Pereda fought against the revolution of 1868 in El Tío Cayetano, writing the newspaper almost single-handed. In 1871 he was elected as the Carlist deputy for Cabuérniga. In this same year he published a second series of Escenas montañesas under the title of Tipos y paisajes; and in 1876 appeared Bocetos al temple, three tales, in one of which the author describes his disenchanting political experiences.

The Tipos trashumantes belongs to the year 1877, as does El Buey suelto, which was intended as a reply to the thesis of Balzac's work, Les Petites misères de la vie conjugale. More and more pessimistic as to the political future of his country, Pereda took occasion in Don Gonzalo González de la Gonzalera (1879) to ridicule the Revolution as he had seen it at work, and to pour scorn upon the nouveaux riches who exploited Liberalism for their personal ends. Two novels by his friend Pérez Galdós, Doña Perfecta and Gloria, drew from Pereda a reply, De Tal palo tal astilla (1880), in which he endeavours to show that tolerance in religious matters is disastrous alike to nations and to individuals. The Esbozos y rasguños (1881) is of lighter material, and is less attractive than El Sabor de la Tierruca (1882), a striking piece of landscape which won immediate appreciation.

New ground was broken in Pedro Sánchez (1883), where Pereda leaves his native province to portray the disillusion of a sincere enthusiast who has plunged into the political life of the capital. Pereda's masterpiece is Sotileza (1884), a vigorous rendering of marine life. In La Puchera (1889) he returned to the marine subjects which he knew and loved best. Again, in Peñas arriba (1895), the love of country life is manifested in the masterly contrast between the healthy fields and the corrupt, squalid cities.

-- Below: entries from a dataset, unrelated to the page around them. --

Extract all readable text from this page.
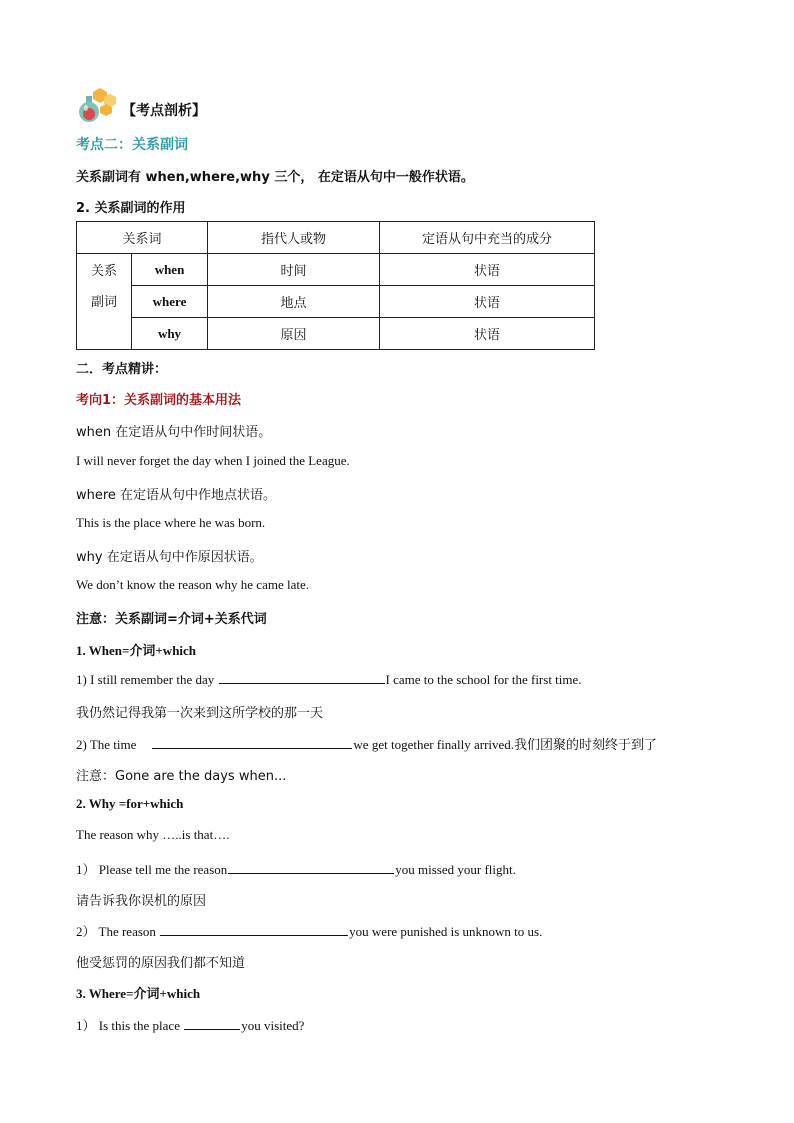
【考点剖析】
考点二：关系副词
关系副词有 when,where,why 三个， 在定语从句中一般作状语。
2. 关系副词的作用
关系词		指代人或物	定语从句中充当的成分

关系
副词	when	时间	状语
	where	地点	状语
	why	原因	状语
二．考点精讲：
考向1：关系副词的基本用法
when 在定语从句中作时间状语。
I will never forget the day when I joined the League.
where 在定语从句中作地点状语。
This is the place where he was born.
why 在定语从句中作原因状语。
We don’t know the reason why he came late.
注意：关系副词=介词+关系代词
1. When=介词+which
1) I still remember the day	I came to the school for the first time.
我仍然记得我第一次来到这所学校的那一天
2) The time	we get together finally arrived.我们团聚的时刻终于到了
注意：Gone are the days when...
2. Why =for+which
The reason why …..is that….
1） Please tell me the reason	you missed your flight.
请告诉我你误机的原因
2） The reason	you were punished is unknown to us.
他受惩罚的原因我们都不知道
3. Where=介词+which
1） Is this the place	you visited?
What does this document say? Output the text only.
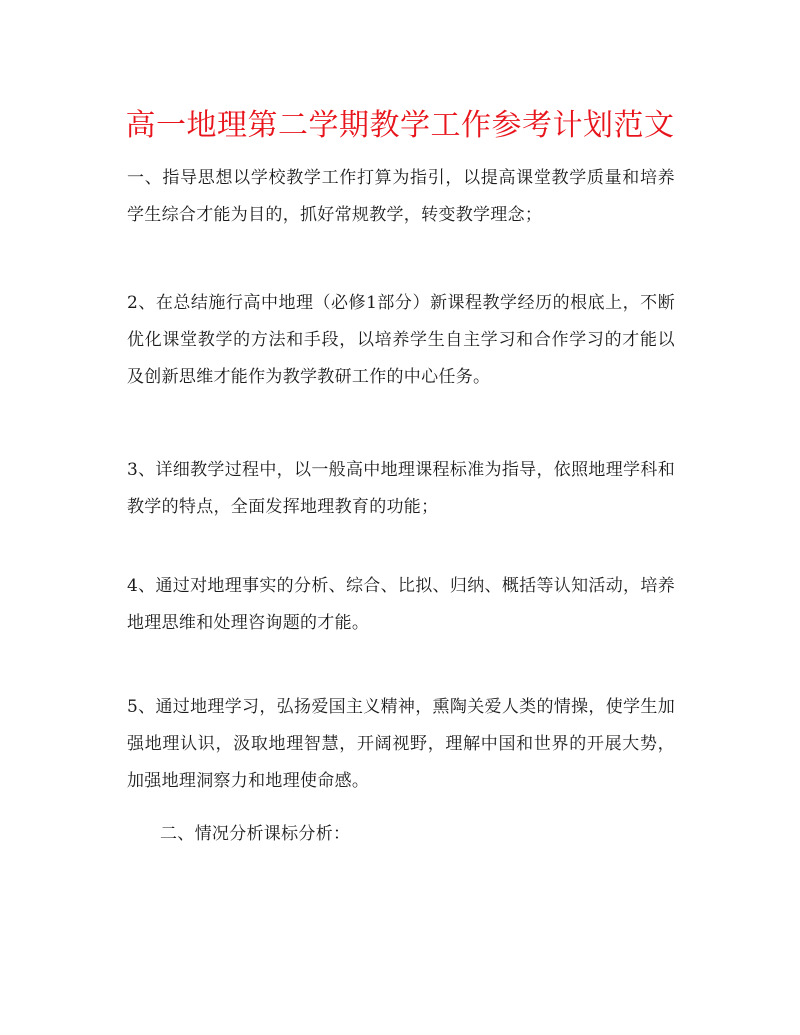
高一地理第二学期教学工作参考计划范文

一、指导思想以学校教学工作打算为指引，以提高课堂教学质量和培养学生综合才能为目的，抓好常规教学，转变教学理念；

2、在总结施行高中地理（必修1部分）新课程教学经历的根底上，不断优化课堂教学的方法和手段，以培养学生自主学习和合作学习的才能以及创新思维才能作为教学教研工作的中心任务。

3、详细教学过程中，以一般高中地理课程标准为指导，依照地理学科和教学的特点，全面发挥地理教育的功能；

4、通过对地理事实的分析、综合、比拟、归纳、概括等认知活动，培养地理思维和处理咨询题的才能。

5、通过地理学习，弘扬爱国主义精神，熏陶关爱人类的情操，使学生加强地理认识，汲取地理智慧，开阔视野，理解中国和世界的开展大势，加强地理洞察力和地理使命感。

二、情况分析课标分析：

Pereda's fame was now established; the statutes of the Spanish Academy, which require members to reside at Madrid, were suspended in his favor (1896). But his literary career was over. The death of his eldest son, the disastrous campaign in Cuba and the Philippines (during the Spanish–American War), darkened his closing years, and his health failed long before his death.

Pereda belongs to the native realistic school of Spain, which, founded by the unknown author of Lazarillo de Tormes, was continued by Mateo Alemán, Miguel de Cervantes, Francisco de Quevedo and many others. He saw, knew, understood character; he created not only types, but living personages, such as Andres, Cleto and Muergo in Sotileza, Pedro Juan and Pilara in La Puchera; and he personified the tumult and calm of the sea with more power than Víctor Hugo displayed in Les Travailleurs de la mer.